01 março 2011

O pastor de enigmas




Algumas orelhas dizem que foram sessenta livros. Outras dizem que foram setenta. Um jornal arriscou dizer que foram mais de oitenta. De qualquer forma, morrer aos setenta anos e deixar praticamente uma biblioteca escrita não é para qualquer um. Eu já vou fazer sessenta e quatro anos e só escrevi uns dez. Nunca vou ser um Moacyr Scliar.
Se me perguntassem qual livro do Scliar eu gostaria de ter escrito, responderia sem a menor dúvida: “A mulher que escreveu a Bíblia”, de 1999. Todas as manhas, todos os recursos, toda a competência de um escritor estão ali, contando a história de uma mulher feia que conquista o poderoso Salomão.
O Scliar não é apenas um bom ficcionista. Colocou seu talento a serviço da saúde pública. Mas ao escrever seus textos científicos, não esqueceu que era um grande escritor. Daí o meu fascínio com a leitura de “Saturno nos trópicos”, de 2003, em que conta como herdamos a melancolia européia e o quanto tentamos disfarçá-la. Lévi-Strauss que o diga.
Os que amamos a palavra, ouvimos três vozes que nos falam do extremo sul: Veríssimo (o pai), Quintana e Scliar. É inútil insistir que estão mortos.

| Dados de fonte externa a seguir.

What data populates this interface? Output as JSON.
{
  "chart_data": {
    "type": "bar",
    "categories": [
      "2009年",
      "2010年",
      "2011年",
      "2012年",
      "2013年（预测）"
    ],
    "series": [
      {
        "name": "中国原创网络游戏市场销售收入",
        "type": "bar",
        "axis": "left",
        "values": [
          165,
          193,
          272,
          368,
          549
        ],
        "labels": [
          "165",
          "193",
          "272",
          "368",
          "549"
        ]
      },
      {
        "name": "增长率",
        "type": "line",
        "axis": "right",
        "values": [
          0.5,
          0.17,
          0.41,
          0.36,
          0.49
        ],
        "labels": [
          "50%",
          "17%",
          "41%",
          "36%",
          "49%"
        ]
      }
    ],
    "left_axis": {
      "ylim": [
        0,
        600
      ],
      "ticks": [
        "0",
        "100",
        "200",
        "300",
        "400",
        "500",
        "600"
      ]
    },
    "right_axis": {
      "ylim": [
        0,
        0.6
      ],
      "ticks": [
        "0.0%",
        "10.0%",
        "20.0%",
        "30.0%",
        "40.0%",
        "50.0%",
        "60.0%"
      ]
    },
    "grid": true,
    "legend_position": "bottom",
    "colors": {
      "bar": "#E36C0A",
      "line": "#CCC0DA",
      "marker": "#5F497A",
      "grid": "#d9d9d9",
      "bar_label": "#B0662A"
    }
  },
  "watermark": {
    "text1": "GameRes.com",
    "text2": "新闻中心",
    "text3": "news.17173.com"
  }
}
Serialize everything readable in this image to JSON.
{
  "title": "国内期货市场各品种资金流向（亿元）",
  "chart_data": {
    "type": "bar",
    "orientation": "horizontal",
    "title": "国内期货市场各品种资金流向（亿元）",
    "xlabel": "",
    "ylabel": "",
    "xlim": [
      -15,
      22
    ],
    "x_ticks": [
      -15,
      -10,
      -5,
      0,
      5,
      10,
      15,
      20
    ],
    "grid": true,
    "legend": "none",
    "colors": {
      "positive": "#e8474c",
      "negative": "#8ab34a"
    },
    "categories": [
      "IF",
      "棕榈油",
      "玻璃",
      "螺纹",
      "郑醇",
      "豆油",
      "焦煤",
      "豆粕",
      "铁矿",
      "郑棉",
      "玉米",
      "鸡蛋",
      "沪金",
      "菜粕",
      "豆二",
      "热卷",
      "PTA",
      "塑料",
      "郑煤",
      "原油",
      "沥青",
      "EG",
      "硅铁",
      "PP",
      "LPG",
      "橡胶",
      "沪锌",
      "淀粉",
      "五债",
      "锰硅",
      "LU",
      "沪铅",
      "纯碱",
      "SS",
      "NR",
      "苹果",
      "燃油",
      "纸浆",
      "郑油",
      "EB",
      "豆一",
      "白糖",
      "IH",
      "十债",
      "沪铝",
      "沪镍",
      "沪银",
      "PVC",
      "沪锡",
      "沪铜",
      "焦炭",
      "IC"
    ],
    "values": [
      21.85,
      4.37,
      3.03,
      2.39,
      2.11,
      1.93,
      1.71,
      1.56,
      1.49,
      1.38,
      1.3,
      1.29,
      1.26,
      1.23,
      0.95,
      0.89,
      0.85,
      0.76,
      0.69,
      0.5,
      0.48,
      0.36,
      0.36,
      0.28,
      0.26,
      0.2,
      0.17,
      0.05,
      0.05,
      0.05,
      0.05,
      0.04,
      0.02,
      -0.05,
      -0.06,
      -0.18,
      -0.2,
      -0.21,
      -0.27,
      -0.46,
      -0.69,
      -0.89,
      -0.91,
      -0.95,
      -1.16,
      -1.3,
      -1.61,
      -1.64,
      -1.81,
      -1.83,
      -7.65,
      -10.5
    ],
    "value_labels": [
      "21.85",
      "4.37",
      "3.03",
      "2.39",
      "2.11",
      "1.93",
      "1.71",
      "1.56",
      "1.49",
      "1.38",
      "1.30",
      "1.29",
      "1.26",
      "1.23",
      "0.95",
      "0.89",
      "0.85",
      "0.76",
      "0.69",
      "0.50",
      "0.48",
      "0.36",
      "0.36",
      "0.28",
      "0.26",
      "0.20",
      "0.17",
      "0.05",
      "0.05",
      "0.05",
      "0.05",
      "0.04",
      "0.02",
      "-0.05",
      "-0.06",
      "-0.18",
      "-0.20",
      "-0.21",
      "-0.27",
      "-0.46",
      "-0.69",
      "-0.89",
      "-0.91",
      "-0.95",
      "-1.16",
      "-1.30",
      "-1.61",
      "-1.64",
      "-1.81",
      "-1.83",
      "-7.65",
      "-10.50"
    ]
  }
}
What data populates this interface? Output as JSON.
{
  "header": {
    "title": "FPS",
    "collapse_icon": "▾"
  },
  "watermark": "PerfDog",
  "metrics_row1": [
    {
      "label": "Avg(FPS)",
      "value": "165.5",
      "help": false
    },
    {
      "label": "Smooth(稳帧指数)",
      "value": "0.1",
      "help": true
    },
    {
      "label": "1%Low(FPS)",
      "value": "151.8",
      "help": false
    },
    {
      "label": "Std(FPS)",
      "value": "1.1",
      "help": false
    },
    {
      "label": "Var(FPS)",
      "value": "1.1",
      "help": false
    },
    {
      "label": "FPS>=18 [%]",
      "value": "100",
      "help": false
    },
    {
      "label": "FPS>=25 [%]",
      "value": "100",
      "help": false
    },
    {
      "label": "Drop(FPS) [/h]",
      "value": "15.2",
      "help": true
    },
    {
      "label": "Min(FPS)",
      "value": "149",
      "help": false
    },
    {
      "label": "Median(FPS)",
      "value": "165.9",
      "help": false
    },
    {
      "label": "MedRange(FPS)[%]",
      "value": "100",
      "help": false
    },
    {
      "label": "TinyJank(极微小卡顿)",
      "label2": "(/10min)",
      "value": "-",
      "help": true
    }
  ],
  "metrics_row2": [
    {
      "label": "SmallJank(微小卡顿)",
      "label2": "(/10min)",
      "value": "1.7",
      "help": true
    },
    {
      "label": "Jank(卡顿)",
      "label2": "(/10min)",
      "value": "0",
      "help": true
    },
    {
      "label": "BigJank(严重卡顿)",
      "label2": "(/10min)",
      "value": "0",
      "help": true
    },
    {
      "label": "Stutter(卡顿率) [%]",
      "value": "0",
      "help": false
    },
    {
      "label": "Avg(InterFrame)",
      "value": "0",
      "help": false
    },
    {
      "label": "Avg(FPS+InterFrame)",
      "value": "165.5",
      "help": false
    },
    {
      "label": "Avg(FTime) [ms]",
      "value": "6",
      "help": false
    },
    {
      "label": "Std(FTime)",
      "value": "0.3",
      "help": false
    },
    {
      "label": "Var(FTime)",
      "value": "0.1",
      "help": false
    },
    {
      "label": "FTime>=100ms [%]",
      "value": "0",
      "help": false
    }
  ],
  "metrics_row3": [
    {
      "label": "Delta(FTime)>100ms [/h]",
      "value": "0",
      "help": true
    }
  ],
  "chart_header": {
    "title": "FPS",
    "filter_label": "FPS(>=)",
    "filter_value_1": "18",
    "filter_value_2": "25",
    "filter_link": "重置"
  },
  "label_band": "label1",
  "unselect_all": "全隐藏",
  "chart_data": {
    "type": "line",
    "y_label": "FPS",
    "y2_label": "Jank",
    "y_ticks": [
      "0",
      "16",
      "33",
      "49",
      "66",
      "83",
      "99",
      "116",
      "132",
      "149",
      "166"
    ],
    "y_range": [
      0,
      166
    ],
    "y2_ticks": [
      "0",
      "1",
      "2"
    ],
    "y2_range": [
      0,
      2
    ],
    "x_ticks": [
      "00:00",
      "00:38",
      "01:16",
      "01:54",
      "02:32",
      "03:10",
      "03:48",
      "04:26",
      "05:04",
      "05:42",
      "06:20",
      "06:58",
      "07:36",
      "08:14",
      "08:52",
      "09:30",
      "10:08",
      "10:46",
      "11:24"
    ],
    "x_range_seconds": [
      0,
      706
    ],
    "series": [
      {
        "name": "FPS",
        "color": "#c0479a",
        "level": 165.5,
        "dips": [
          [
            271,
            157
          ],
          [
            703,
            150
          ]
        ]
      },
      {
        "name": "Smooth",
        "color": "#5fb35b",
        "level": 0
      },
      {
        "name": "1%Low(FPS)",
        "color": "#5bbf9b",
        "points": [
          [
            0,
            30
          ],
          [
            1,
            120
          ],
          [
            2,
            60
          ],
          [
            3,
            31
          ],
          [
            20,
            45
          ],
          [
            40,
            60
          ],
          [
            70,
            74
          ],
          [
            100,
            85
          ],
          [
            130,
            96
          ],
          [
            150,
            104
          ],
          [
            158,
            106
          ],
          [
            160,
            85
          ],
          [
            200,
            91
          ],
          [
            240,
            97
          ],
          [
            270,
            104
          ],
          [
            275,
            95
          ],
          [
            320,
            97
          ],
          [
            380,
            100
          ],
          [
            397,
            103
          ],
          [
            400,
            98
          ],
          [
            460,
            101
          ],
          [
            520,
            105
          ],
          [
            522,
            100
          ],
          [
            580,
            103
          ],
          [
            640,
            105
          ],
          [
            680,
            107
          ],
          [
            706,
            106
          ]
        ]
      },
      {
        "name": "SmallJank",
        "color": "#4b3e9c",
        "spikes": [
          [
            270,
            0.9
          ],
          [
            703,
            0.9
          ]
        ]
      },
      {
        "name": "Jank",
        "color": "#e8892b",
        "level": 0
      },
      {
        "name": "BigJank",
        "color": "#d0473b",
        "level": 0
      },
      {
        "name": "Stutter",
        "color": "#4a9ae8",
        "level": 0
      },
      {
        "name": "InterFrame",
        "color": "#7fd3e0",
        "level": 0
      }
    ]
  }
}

Para mim, estão onde sempre estiveram. Em algum lugar na desordem de minhas estantes. Ali, á mão, prontos a me mostrar os mistérios da palavra escrita. Mas só para mostrar esse mistério, nunca a sua decifração. Pois os bons escritores são criadores de enigmas. Todos eles esfinges, loucos para nos empurrar penha abaixo, desesperados por não trazermos a senha. Mas como bom humanista, Scliar sabe do sofrimento de cada um de nós confrontados com os enigmas que nos lança à cara. Por isso permanece junto a nós, nos consolando em nossa incapacidade de tradução.
Morreu Moacyr Scliar, o pastor de enigmas. Mais do que isso, o pastor dos que sucumbem aos enigmas dos livros e do mundo.